Thursday, June 16, 2011

Commitment-Phobia in the First World

What follows will probably be a largely disorganized mess. I have a lot of thoughts and a lot of links that I want to present, to I'm just going to organize them by "theme" below and then sum up what I think the commonality is at the end.

Marriages and Relationships:


39% of Americans think marriage is becoming obsolete. (Compared with 28% in 1978.) To quote some stats:

"Census data reflect a declining percentage of married adults: 54% in 2010, down from 57% in 2000 and 72% in 1960.

At the same time, the median age at first marriage increased in 2010 to its highest ever — 28.2 for men and 26.1 for women, according to Census. That's up from 26.8 and 25.1 in 2000. Among those ages 25-34, the percentage of those who are married fell below unmarrieds for the first time in more than a century."

Anyhow, continuing...

A bourgeois opinion on WHY Americans think marriage is obsolete. According to this article, some experts believe that, even now, least 75% of existing marriages in the U.S. are unhappy ones.

European opposite-sex couples are increasingly going for civil unions rather than marriages. This is the "in-between" marriage on the one hand and non-romance on the other.

Casual sex is increasing in the United States.

The main source of divorce: the semi-happy marriage. Quote: "While most of the women Haag interviewed said they felt lonely in their semi-happy marriages, men told her that they felt "trapped" or "penned in." It didn't seem to matter if they married "too young" or waited until they were older; what mattered was what people expected from their marriages. And for many, the traditional blueprint that their parents followed is simply no longer a good fit." The basic problem, the article contends, is boredom in marriage. The new generation is seeking more adventure, more excitement, so argues the author of Marriage Confidential: The Post-Romantic Age of Workhorse Wives, Royal Children, Undersexed Spouses, and Rebel Couples Who Are Rewriting the Rules. We will return to this note later, so bear it in mind.


Religion:

Experts predict that organized religion will eventually go extinct in at least nine First and Second World countries.

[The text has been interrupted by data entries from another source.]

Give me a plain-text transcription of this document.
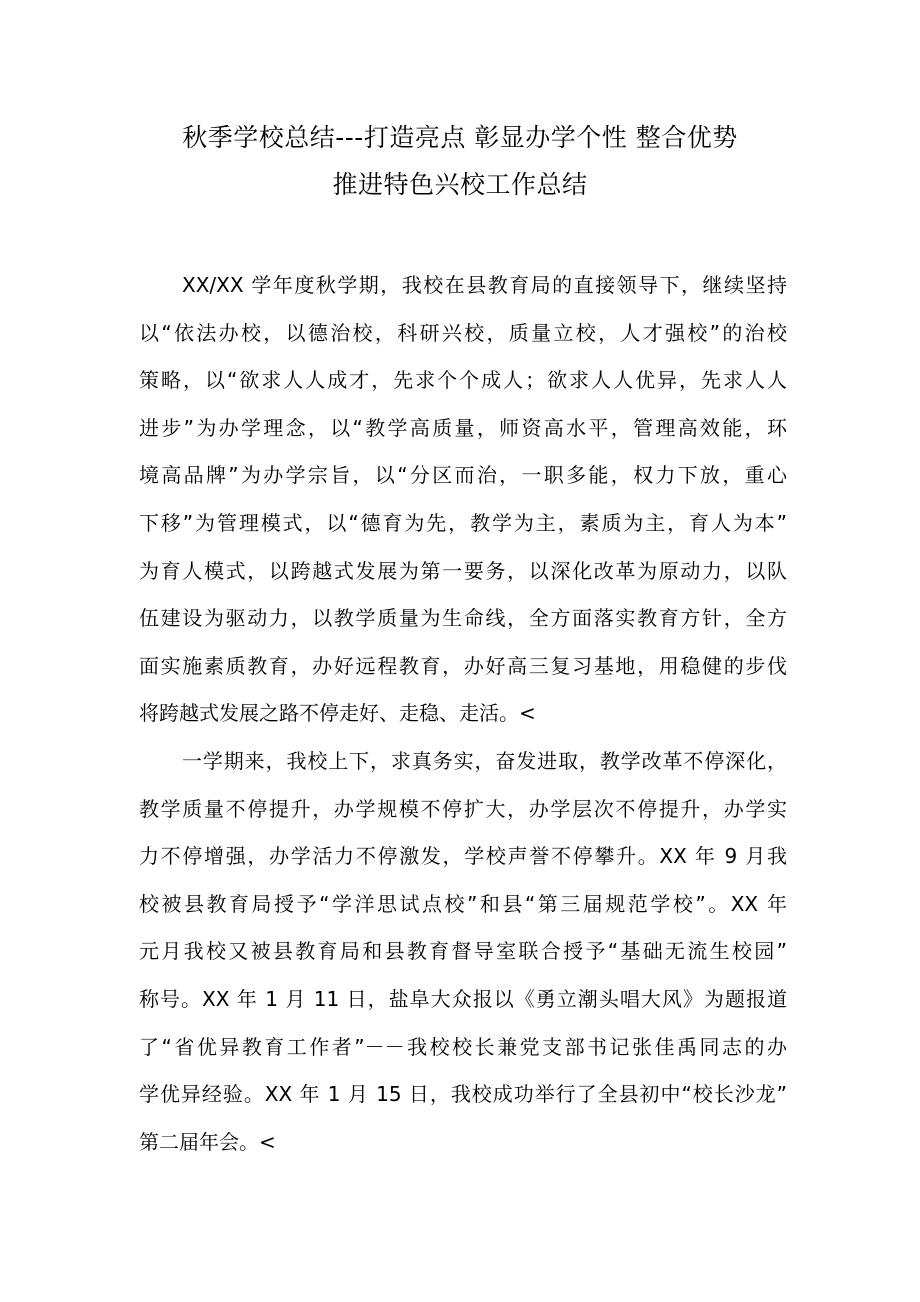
秋季学校总结---打造亮点 彰显办学个性 整合优势
推进特色兴校工作总结
XX/XX 学年度秋学期，我校在县教育局的直接领导下，继续坚持
以“依法办校，以德治校，科研兴校，质量立校，人才强校”的治校
策略，以“欲求人人成才，先求个个成人；欲求人人优异，先求人人
进步”为办学理念，以“教学高质量，师资高水平，管理高效能，环
境高品牌”为办学宗旨，以“分区而治，一职多能，权力下放，重心
下移”为管理模式，以“德育为先，教学为主，素质为主，育人为本”
为育人模式，以跨越式发展为第一要务，以深化改革为原动力，以队
伍建设为驱动力，以教学质量为生命线，全方面落实教育方针，全方
面实施素质教育，办好远程教育，办好高三复习基地，用稳健的步伐
将跨越式发展之路不停走好、走稳、走活。<
一学期来，我校上下，求真务实，奋发进取，教学改革不停深化，
教学质量不停提升，办学规模不停扩大，办学层次不停提升，办学实
力不停增强，办学活力不停激发，学校声誉不停攀升。XX 年 9 月我
校被县教育局授予“学洋思试点校”和县“第三届规范学校”。XX 年
元月我校又被县教育局和县教育督导室联合授予“基础无流生校园”
称号。XX 年 1 月 11 日，盐阜大众报以《勇立潮头唱大风》为题报道
了“省优异教育工作者”－－我校校长兼党支部书记张佳禹同志的办
学优异经验。XX 年 1 月 15 日，我校成功举行了全县初中“校长沙龙”
第二届年会。<
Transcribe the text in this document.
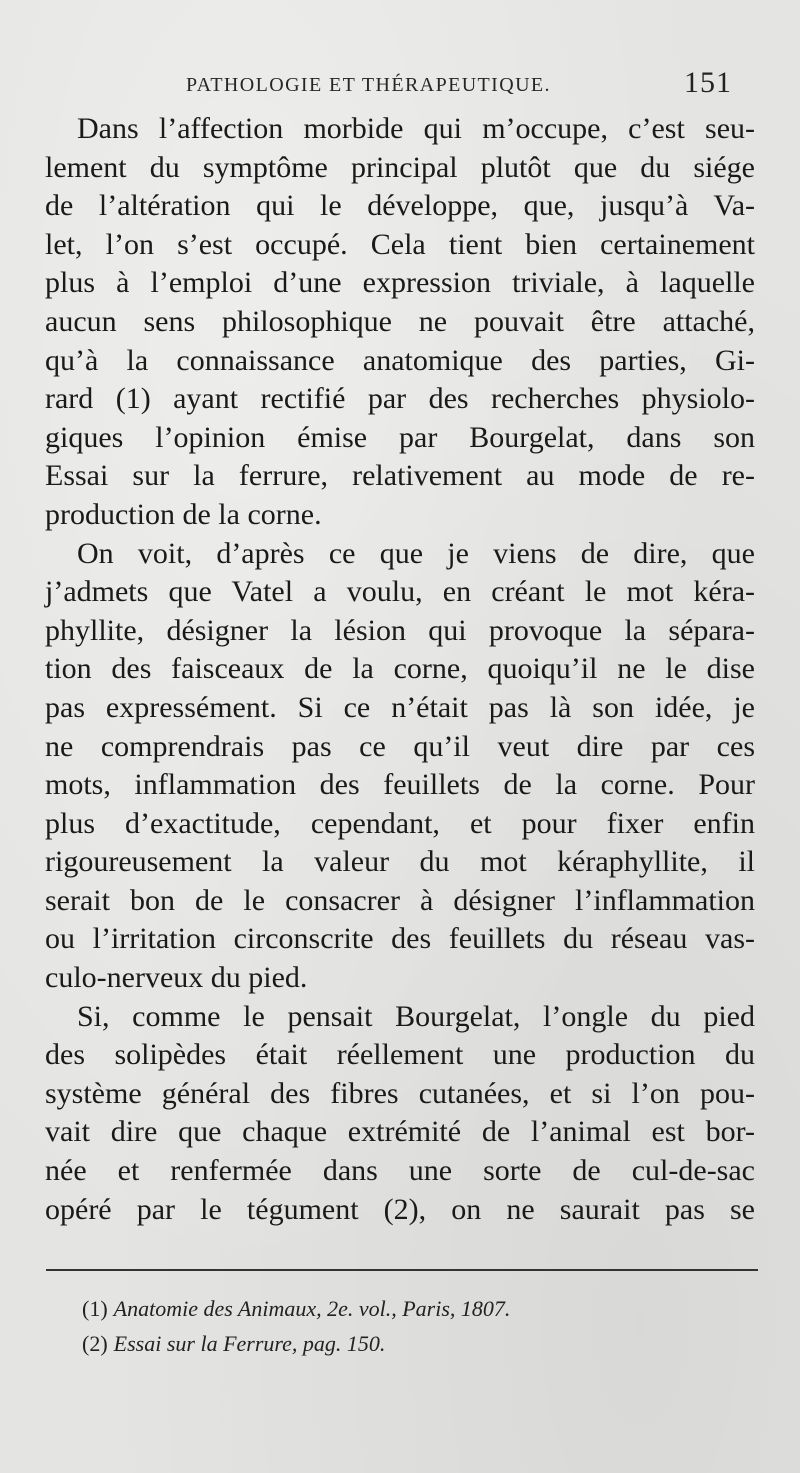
PATHOLOGIE ET THÉRAPEUTIQUE.	151
Dans l’affection morbide qui m’occupe, c’est seu-
lement du symptôme principal plutôt que du siége
de l’altération qui le développe, que, jusqu’à Va-
let, l’on s’est occupé. Cela tient bien certainement
plus à l’emploi d’une expression triviale, à laquelle
aucun sens philosophique ne pouvait être attaché,
qu’à la connaissance anatomique des parties, Gi-
rard (1) ayant rectifié par des recherches physiolo-
giques l’opinion émise par Bourgelat, dans son
Essai sur la ferrure, relativement au mode de re-
production de la corne.
On voit, d’après ce que je viens de dire, que
j’admets que Vatel a voulu, en créant le mot kéra-
phyllite, désigner la lésion qui provoque la sépara-
tion des faisceaux de la corne, quoiqu’il ne le dise
pas expressément. Si ce n’était pas là son idée, je
ne comprendrais pas ce qu’il veut dire par ces
mots, inflammation des feuillets de la corne. Pour
plus d’exactitude, cependant, et pour fixer enfin
rigoureusement la valeur du mot kéraphyllite, il
serait bon de le consacrer à désigner l’inflammation
ou l’irritation circonscrite des feuillets du réseau vas-
culo-nerveux du pied.
Si, comme le pensait Bourgelat, l’ongle du pied
des solipèdes était réellement une production du
système général des fibres cutanées, et si l’on pou-
vait dire que chaque extrémité de l’animal est bor-
née et renfermée dans une sorte de cul-de-sac
opéré par le tégument (2), on ne saurait pas se
(1) Anatomie des Animaux, 2e. vol., Paris, 1807.
(2) Essai sur la Ferrure, pag. 150.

Take note of this, quote: "[The unaffiliated are] not necessarily atheists or non-believers, experts say, just people who do not associate themselves with a particular religion or house of worship at the time of the survey."

The article also (in a bizarrely skeptical fashion) describes the views of others who have long predicted the development of this trend in First World attitudes toward religion thus:

And Abrams, Wiener and Yaple are not the first to predict the end of religion.

Peter Berger, a former president of the Society for the Scientific Study of Religion, once said that, "People will become so bored with what religious groups have to offer that they will look elsewhere."

He said Protestantism "has reached the strange state of self-liquidation," that Catholicism was in severe crisis, and anticipated that "religions are likely to survive in small enclaves and pockets" in the United States.


THE COMMON THEME: BOREDOM PRODUCES COMMITMENT-PHOBIA

So why are the populations of exploiter countries so bored that they need a constant supply of new adventures? Could it be because they have so little real work to do? And could that be because they are living off the backs of others? Hmmm.....! Yes, such (being lazy exploiters) is the basis of d0-nothingism in revolutionary circles as well, I strongly suspect. It is a parasite mentality.

...Yeah, this was probably my worst article yet. Oh well, I hope I made some interesting points anyway.